Jamaluddin Patan from Thailand said that there are some Islamic festivals on the birth anniversary of Prophet Muhammad (PBUH), but none of them are as large as the Tehran International Qur’an Exhibition.
“At this exhibition, I do my best to introduce Islamic activities and Qur’anic issues of Thailand to Iranians. There have been many activities in terms of translation and publication of Qur’anic works including the translation of Qur’an, ‘Al-Sahifa al-Sajjadiyya’ and ‘Nahj ul-Balagha’,” said Patan.
Thailand is not considered a Muslim country; it is a majority Buddhist country. Islam is a minority faith in Thailand, with statistics suggesting five percent of the population are Muslim. That is why I left my country 15 years ago and came to Iran to continue my education in religious studies and go back to Thailand to promote religious trainings, he said.
Aboubakar Karambe, from Mali, came to Iran two years ago to get his bachelor’s degree in Qur’anic studies. According to him, Muslims currently make up approximately 90 percent of the population of Mali and about 1.5 percent are Shia.
He said that although French is the official language of the country, Arabic is taught at schools to enable students to read the Qur’an.

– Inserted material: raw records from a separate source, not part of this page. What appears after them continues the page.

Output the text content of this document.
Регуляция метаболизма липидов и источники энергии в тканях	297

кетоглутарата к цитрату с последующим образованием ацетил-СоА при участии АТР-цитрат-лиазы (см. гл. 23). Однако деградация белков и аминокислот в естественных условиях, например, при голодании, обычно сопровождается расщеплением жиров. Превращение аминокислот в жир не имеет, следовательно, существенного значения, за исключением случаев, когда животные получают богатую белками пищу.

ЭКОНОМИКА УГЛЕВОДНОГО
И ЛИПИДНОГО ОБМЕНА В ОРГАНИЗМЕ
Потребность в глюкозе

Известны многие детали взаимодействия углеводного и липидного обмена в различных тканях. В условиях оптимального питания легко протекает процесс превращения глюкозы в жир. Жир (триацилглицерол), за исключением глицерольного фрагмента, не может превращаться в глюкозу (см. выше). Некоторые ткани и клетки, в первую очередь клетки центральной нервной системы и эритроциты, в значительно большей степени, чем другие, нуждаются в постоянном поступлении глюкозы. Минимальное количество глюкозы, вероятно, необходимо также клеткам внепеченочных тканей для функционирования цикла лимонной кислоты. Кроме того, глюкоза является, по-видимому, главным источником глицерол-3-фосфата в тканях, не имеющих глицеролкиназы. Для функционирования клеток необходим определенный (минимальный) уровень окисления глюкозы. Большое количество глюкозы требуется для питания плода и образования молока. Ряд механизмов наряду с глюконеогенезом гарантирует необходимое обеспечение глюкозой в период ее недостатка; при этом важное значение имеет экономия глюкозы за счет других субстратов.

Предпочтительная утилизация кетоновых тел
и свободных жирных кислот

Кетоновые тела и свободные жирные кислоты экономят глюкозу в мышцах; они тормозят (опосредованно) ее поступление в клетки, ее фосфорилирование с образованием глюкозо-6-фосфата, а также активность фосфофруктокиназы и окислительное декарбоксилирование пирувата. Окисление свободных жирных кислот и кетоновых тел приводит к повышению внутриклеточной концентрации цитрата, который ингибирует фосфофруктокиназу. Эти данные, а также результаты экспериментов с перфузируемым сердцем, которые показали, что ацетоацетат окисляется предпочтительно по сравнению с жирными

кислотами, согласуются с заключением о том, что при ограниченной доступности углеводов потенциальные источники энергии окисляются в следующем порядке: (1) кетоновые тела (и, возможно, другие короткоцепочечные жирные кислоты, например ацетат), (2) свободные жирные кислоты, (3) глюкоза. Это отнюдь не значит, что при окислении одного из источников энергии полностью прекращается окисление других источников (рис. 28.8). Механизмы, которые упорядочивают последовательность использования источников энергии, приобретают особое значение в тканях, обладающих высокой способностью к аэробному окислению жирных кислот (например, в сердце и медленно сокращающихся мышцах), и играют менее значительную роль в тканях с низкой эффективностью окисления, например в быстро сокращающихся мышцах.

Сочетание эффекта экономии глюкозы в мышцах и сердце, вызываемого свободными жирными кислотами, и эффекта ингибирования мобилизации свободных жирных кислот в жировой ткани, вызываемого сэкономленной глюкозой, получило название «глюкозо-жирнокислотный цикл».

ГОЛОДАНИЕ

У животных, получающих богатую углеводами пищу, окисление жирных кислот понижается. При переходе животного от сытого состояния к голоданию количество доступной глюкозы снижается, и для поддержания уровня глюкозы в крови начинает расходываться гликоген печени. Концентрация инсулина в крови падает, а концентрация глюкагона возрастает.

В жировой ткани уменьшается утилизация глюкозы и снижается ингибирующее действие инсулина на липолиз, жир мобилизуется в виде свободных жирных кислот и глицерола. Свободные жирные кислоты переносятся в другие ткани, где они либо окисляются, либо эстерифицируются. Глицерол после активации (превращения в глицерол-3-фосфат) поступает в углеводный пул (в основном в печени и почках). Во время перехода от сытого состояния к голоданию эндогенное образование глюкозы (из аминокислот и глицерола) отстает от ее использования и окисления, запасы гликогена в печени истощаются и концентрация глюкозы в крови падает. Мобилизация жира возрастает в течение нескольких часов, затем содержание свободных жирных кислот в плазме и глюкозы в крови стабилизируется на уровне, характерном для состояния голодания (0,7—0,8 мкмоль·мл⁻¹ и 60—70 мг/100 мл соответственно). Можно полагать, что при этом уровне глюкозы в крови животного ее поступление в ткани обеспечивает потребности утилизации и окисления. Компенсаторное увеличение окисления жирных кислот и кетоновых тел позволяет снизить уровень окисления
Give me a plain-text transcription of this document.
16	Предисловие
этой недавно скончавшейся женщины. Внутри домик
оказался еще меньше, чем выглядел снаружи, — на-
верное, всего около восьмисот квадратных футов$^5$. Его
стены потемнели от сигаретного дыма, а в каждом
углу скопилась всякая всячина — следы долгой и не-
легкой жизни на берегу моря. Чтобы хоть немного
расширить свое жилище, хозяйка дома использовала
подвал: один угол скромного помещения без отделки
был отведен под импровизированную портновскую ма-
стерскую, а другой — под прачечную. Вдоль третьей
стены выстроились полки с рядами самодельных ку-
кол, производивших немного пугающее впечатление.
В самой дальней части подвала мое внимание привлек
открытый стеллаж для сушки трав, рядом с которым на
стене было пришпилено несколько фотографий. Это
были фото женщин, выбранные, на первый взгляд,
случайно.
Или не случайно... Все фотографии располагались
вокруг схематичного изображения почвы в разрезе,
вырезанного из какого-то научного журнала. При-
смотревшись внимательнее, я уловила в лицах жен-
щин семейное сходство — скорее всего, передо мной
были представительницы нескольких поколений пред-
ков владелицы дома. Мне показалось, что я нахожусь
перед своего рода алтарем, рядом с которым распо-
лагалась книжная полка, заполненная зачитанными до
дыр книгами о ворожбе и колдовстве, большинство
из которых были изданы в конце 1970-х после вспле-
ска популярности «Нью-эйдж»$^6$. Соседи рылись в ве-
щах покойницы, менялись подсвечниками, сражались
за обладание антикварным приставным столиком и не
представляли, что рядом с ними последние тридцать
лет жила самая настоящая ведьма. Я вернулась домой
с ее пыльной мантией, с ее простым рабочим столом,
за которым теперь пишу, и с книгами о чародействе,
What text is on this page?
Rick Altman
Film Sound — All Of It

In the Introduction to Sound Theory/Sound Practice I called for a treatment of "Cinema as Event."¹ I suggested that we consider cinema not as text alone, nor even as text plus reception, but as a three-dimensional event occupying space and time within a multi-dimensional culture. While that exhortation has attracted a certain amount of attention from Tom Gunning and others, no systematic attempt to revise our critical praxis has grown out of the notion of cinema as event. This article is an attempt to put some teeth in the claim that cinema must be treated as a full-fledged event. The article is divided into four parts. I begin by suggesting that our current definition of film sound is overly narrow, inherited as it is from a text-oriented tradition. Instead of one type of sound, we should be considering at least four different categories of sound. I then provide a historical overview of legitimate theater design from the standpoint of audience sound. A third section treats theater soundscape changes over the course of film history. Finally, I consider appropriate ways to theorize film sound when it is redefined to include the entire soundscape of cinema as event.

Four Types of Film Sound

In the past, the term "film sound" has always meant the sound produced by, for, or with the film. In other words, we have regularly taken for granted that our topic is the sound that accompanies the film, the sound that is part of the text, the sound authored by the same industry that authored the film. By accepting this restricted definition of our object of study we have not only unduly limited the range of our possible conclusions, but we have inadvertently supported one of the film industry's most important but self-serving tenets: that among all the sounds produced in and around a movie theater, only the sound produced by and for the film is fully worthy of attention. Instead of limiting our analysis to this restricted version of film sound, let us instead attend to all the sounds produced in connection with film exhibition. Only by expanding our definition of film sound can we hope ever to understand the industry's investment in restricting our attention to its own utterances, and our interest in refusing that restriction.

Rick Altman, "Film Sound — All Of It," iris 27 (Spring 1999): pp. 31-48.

The Tehran International Qur’an Exhibition is one the biggest Qur’an exhibitions, in which Qur’an experts are attending from different Islamic countries, Karambe said. Participation in this exhibition helps people become familiar with Muslim traditions and Qur’anic customs throughout the world.
Imamouddine Ambdillah Bacar, from Comoros, who received his BA in Religious Sciences in Qom, wants to continue his education in Islamic Jurisprudence and the Principles of Islamic Law.
About 98 percent of the population in the Comoros are Sunni Muslim. He said, “I am one of the Shia Muslims who came to Iran to continue my education in religious studies, due to the fact that Shia teachings are very limited in my country.”
Traditionally, children learn the Qur’an from age 4 or 5, Bacar said, explaining that French is the official language of the people, but families try to make their children familiar with Qur’an from the very beginning.
To this end, the Arabic alphabet is taught on a wooden board and children are not supposed to erase the letters unless they know them by heart. In the next step, Qur’anic verses are taught accordingly.
As a reward, once all letters are learnt, parents will distribute some milk and honey among their classmates. After the whole Qur’an is recited, parents will sacrifice an animal.
People in Comoros treat Qur’an memorizers with a lot of respect, he said.
The 27th Tehran International Qur’an Exhibition will run until May 25.